DNA’nın kopyalanmasının tamamlanmasından sonra tüm genetik bilginin kontrol edildiği fazdır, protein sentezi ve RNA sentezi devam eder.[4] Kopyalanmış tüm DNA’yı ve yavru DNA’ları kontrol eder. Eğer hata varsa düzeltme mekanizmaları tekrar devreye girer. Düzelme gerçekleşemezse hücre kendisini yine programlı bir şekilde öldürür.
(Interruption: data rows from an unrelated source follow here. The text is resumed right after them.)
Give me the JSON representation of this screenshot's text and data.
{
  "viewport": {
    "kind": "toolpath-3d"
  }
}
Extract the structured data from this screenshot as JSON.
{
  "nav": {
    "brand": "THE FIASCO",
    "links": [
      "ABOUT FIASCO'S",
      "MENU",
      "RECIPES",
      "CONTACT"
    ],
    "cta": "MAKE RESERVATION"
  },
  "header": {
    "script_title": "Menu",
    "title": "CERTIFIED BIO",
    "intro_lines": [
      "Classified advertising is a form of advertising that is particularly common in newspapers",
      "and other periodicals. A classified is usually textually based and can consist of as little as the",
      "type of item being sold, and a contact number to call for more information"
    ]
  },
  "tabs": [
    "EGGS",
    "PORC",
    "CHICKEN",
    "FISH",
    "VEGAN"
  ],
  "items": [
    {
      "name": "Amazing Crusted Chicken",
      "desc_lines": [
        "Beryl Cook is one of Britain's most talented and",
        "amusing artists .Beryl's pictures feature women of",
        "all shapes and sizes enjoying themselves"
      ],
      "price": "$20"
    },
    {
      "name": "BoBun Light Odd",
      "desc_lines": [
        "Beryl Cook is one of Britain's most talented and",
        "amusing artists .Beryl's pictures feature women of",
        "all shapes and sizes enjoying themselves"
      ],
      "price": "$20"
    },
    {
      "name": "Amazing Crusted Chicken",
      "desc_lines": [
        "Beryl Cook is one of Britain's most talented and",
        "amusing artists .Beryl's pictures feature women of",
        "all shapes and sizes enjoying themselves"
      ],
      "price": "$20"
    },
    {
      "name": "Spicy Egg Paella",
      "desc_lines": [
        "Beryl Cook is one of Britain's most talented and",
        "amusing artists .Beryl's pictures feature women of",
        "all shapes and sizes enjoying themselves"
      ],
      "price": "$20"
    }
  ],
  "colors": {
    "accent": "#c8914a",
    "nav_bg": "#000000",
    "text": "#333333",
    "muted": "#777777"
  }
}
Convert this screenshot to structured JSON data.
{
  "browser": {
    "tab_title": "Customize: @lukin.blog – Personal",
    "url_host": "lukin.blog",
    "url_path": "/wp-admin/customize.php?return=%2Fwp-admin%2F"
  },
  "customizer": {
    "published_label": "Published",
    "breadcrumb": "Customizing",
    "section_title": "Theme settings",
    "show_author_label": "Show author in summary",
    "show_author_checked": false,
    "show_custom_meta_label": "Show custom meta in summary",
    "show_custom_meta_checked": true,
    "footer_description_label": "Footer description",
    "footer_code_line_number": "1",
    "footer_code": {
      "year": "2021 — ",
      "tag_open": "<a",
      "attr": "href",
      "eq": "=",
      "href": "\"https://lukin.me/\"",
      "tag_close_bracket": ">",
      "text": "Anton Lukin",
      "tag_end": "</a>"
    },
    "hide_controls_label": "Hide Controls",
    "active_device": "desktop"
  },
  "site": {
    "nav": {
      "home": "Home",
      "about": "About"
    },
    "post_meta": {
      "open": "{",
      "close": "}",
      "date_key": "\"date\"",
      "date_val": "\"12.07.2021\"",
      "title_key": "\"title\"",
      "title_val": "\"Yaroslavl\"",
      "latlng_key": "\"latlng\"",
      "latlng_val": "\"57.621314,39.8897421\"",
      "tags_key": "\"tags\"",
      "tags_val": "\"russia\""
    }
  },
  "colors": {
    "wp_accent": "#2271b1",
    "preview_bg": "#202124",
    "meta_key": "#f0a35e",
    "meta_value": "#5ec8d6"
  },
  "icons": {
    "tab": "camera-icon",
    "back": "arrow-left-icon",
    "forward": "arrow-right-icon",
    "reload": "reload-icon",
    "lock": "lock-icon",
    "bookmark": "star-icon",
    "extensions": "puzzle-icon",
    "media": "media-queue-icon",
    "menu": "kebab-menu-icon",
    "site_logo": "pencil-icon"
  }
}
G1 fazının sonunda yapılan kontrol, hücrenin ortamı ve kendi içerisindeki çevreyi kapsıyordu. Yalnızca bu kontrolün sonucunda hücrenin beyni, yani genetik bilgisi kendisini çoğaltır. S fazından sonraki G2 fazında ise hücrenin çekirdeğindeki genetik bilgi kontrol edilir. Ancak ortam doğru olsa bile çekirdek, yani hücreyi yöneten birim doğru olmazsa o hücre yine yanlış kabul edilir ve kendisini öldürür. Sonuç olarak bir hücrenin doğru kabul edilebilmesi için hem ortamının hem de genetik bilgisinin doğru olması gereklidir. Bütün bu kontrolleri geçen hücre M fazına geçiş yapabilir.

5. M fazı

M fazı kendi içinde mitoz fazı ve sitokinez olmak üzere aşamalara ayrılır. Mitoz fazı hücrenin çekirdeğinin bölündüğü, sitokinez fazı ise hücrenin sitoplazmasının, yani ortamının bölündüğü evredir. Kendi içinde aşamaları vardır:

a. Profaz

Sentrozomlar hücrenin iki kutbuna doğru hareket eder, her bir DNA parçasını ayrı ayrı hücrelere çekecek olan mikrotübülleri[5] oluşturur.

b. Metafaz

Genetik bilgi, tam ortadan ve eşit bir şekilde ikiye ayrılmak üzere birbirlerinin kopyasıyla birlikte hücrenin ekvatoryal düzlemine dizilirler.

c. Anafaz

Kopyalanmış DNA tam ortadan, kopyasından ayrılır ve sentrozom iplikçikleri sayesinde uçlara doğru çekilmeye başlar. Aynı zamanda hücre de ortadaki sitoplazma kısmından ikiye bölünmek üzere boğumlanmaya başlar.

d. Telofaz

Paylaşımlarını tamamlamış hücrelerde kendi içlerindeki genetik bilgiyi sitoplazmadan ayıran çekirdek zarı oluşmaya başlar.

e. Sitokinez

Sitoplazma da ikiye bölünür ve hücrenin birbirine bakan kısımlarındaki hücre zarları oluşur. Mitoz bölünme sitokinezle, yani sitoplazmanın bölünmesiyle tamamlanır ve Allah’ın (cc) yarattığı muhteşem ve kusursuz sistem sonucu iki yavru hücre elde edilmiş olur.

Selam ve dua ile…

 


[1] .İzlemek isteyenler için hücrenin bölünmesini gösteren 3 boyutlu animasyon linki: https://www.youtube.com/watch?v=DwAFZb8juMQ

[2].Kanser hücreleri hatalı olan genetik materyalli hücreleri çoğaltır. Yani bir hücrede kontrol mekanizmaları bozulduğunda kanser gelişmeye başlar. Başka bir yazıda kanser matematiğinden bahsedeceğiz inşallah.

[3] .İzlemek isteyenler için DNA kopyalanmasının animasyon linki: https://www.youtube.com/watch?v=TNKWgcFPHqw

[4] .RNA, DNA’daki genetik bilgiyi hücre içerisine taşıyan ve protein sentezini düzenleyen küçük genetik bilgi parçalarıdır.

[5] .Mikrotübül, DNA’yı belli noktalarından tutan iplikçiklerdir.